In fact, it turns out that there's a deeper relationship between G/O and IMDb than is mentioned anywhere in the disclaimer. Reached with questions, both groups confirmed that G/O is licensing access to IMDb's cache of information about the movie industry.
"A/V Club [sic] licenses content from IMBD [sic]," a G/O spokesperson said in response to our questions, misspelling the names of both The A.V. Club and IMDb. "AI was used to search the massive IMBD [sic] library to cull the list that was used in the story."
That's a very vague answer, and one that unintentionally highlights the ridiculousness of the AI gold rush in media. If G/O's system is just querying IMDb's database and gluing the resulting data into a Frankenstein article, what exactly is the so-called "AI Engine" doing? What specific AI tech, if any, is the company using? From what we can tell, whatever the "AI" is doing in the A.V. Club's case could be achieved with a simple script cobbled together long before the advent of software like ChatGPT.
In response to further questions, the G/O spokesperson replied only that "our AI system leverages licensed data to recommend copy that is reviewed by editorial."
Who exactly is being served by these pasted-together collages of another site's content? It's not readers. IMDb, after all, already has its own lists of upcoming releases and NC-17 rated films made by users.
The reality, of course, is that G/O is almost certainly testing whether it can use this type of automated content to eliminate the jobs of its remaining human staffers.
It has a long history in that domain.

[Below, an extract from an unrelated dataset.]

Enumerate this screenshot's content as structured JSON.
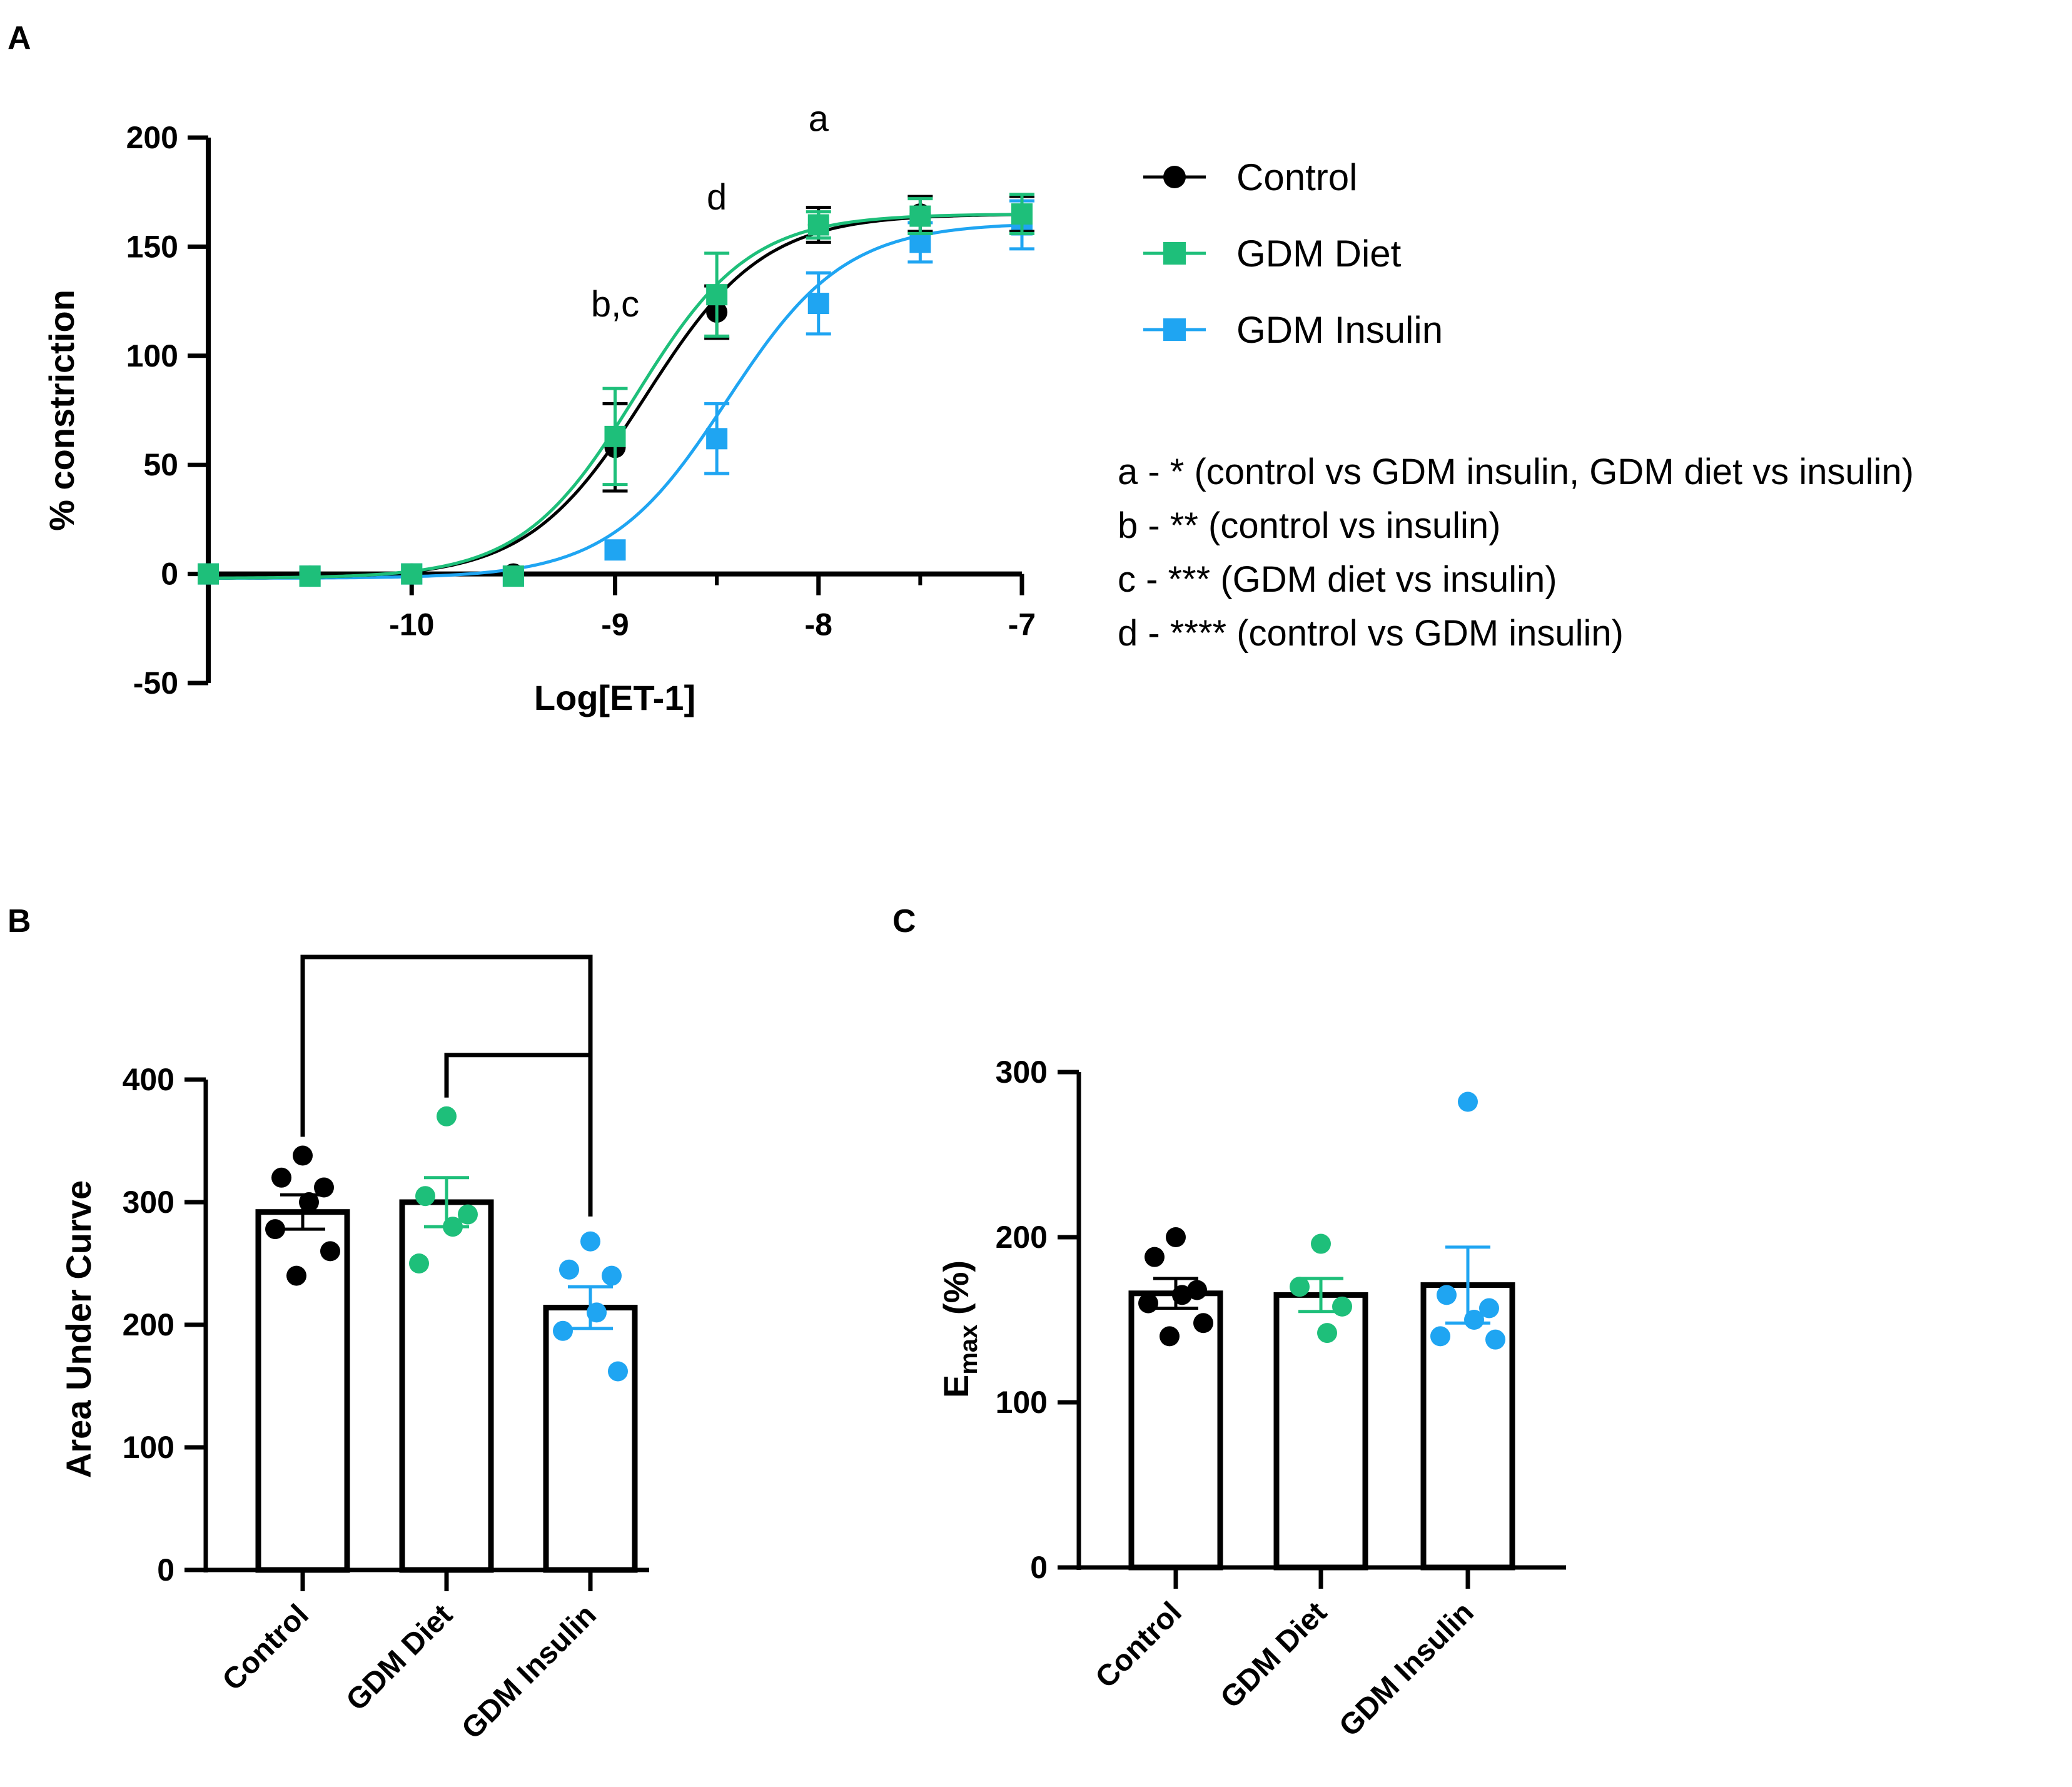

And though G/O only began its AI experiment in July, the slow exsanguination of its excellent publications, including The Onion and Deadspin, had already begun years before. In 2019, newly appointed CEO Jim Spanfeller promised there would be no layoffs after private equity firm Great Hill Partners took over the company. Less than a week later, Spanfeller fired 25 employees.
This past June, in fact, Spanfeller gutted another 13 staffers just weeks before G/O would publish its first AI article at Gizmodo, an error-riddled listicle about Star Wars. And just last month, G/O sacked the staff of Gizmodo's Spanish-language site, replacing them with an AI system that automatically translates its English articles. (The translated articles quickly turned out to be filled with sloppy mistakes.)

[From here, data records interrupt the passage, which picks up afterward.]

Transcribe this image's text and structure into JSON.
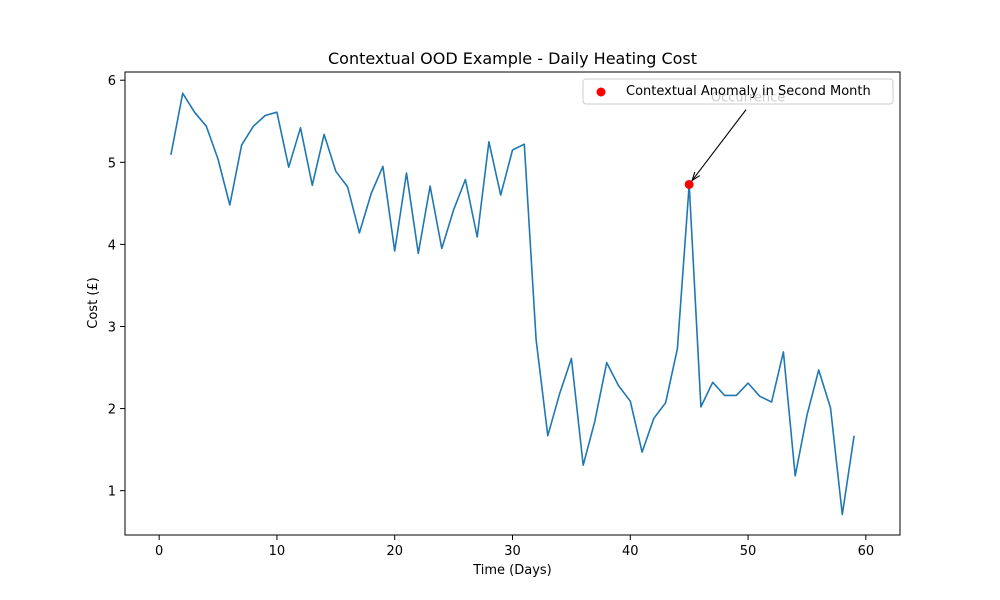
{
  "chart_data": {
    "type": "line",
    "title": "Contextual OOD Example - Daily Heating Cost",
    "xlabel": "Time (Days)",
    "ylabel": "Cost (£)",
    "xlim": [
      -2.9,
      62.9
    ],
    "ylim": [
      0.46,
      6.1
    ],
    "xticks": [
      0,
      10,
      20,
      30,
      40,
      50,
      60
    ],
    "yticks": [
      1,
      2,
      3,
      4,
      5,
      6
    ],
    "grid": false,
    "legend_position": "top-right",
    "series": [
      {
        "name": "",
        "color": "#1f77b4",
        "x": [
          1,
          2,
          3,
          4,
          5,
          6,
          7,
          8,
          9,
          10,
          11,
          12,
          13,
          14,
          15,
          16,
          17,
          18,
          19,
          20,
          21,
          22,
          23,
          24,
          25,
          26,
          27,
          28,
          29,
          30,
          31,
          32,
          33,
          34,
          35,
          36,
          37,
          38,
          39,
          40,
          41,
          42,
          43,
          44,
          45,
          46,
          47,
          48,
          49,
          50,
          51,
          52,
          53,
          54,
          55,
          56,
          57,
          58,
          59
        ],
        "y": [
          5.09,
          5.84,
          5.61,
          5.44,
          5.04,
          4.48,
          5.21,
          5.44,
          5.57,
          5.61,
          4.94,
          5.42,
          4.72,
          5.34,
          4.89,
          4.7,
          4.14,
          4.62,
          4.95,
          3.92,
          4.87,
          3.89,
          4.71,
          3.95,
          4.42,
          4.79,
          4.09,
          5.25,
          4.6,
          5.15,
          5.22,
          2.84,
          1.67,
          2.18,
          2.61,
          1.31,
          1.85,
          2.56,
          2.28,
          2.09,
          1.47,
          1.88,
          2.07,
          2.73,
          4.73,
          2.02,
          2.32,
          2.16,
          2.16,
          2.31,
          2.15,
          2.08,
          2.69,
          1.18,
          1.92,
          2.47,
          2.01,
          0.71,
          1.67
        ]
      }
    ],
    "anomaly": {
      "legend_label": "Contextual Anomaly in Second Month",
      "color": "#ff0000",
      "x": 45,
      "y": 4.73,
      "annotation_text": "Occurrence",
      "annotation_text_x": 50,
      "annotation_text_y": 5.8
    }
  }
}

As upsetting as it is, none of this should be surprising. Generative AI's inroads into the journalism industry has already frequently preceded human casualties.
The tech outlet CNET, which was one of the first prominent news sites to start publishing AI-generated content late last year, laid off half its news and video teams after its disastrous foray into the tech. A few months later, Insider followed suit with its own one-two punch of pivoting to AI and culling humans. And so did BuzzFeed, which shuttered its entire news operation in favor of AI-generated quizzes and articles. (All three publishers claimed the experiments with AI were unrelated to the layoffs.)
The results for readers have been poor. AI-generated articles from CNET and other Red Venture owned outlets were found to be filled with factual errors. Men's Journal butchered health claims in its first AI-generated piece. And an AI used by USA Today's owners couldn't even report fill-in-the-blank sports results properly.
Yet media bosses like Spanfeller and Brown remain unfazed, either genuinely believing AI's hype or perfidiously trying to conciliate their backers with shiny, sci-fi sounding tech that they don't understand. Or maybe they're just content with AI being a sort of muddyification filter of what boils down to copy-paste jobs — even when it doesn't say anything original, and merely gives the impression that it does, hence the load-bearing "based on" in the A.V. Club Bot's disclaimer.
One thing is clear, and should've been clear from the beginning: these AIs, at least for now, simply can't do a writer's job.
Maybe the leadership at G/O is starting to notice. Almost two weeks into September, the A.V. Club Bot still hasn't followed up its list of August film releases with one for the new month.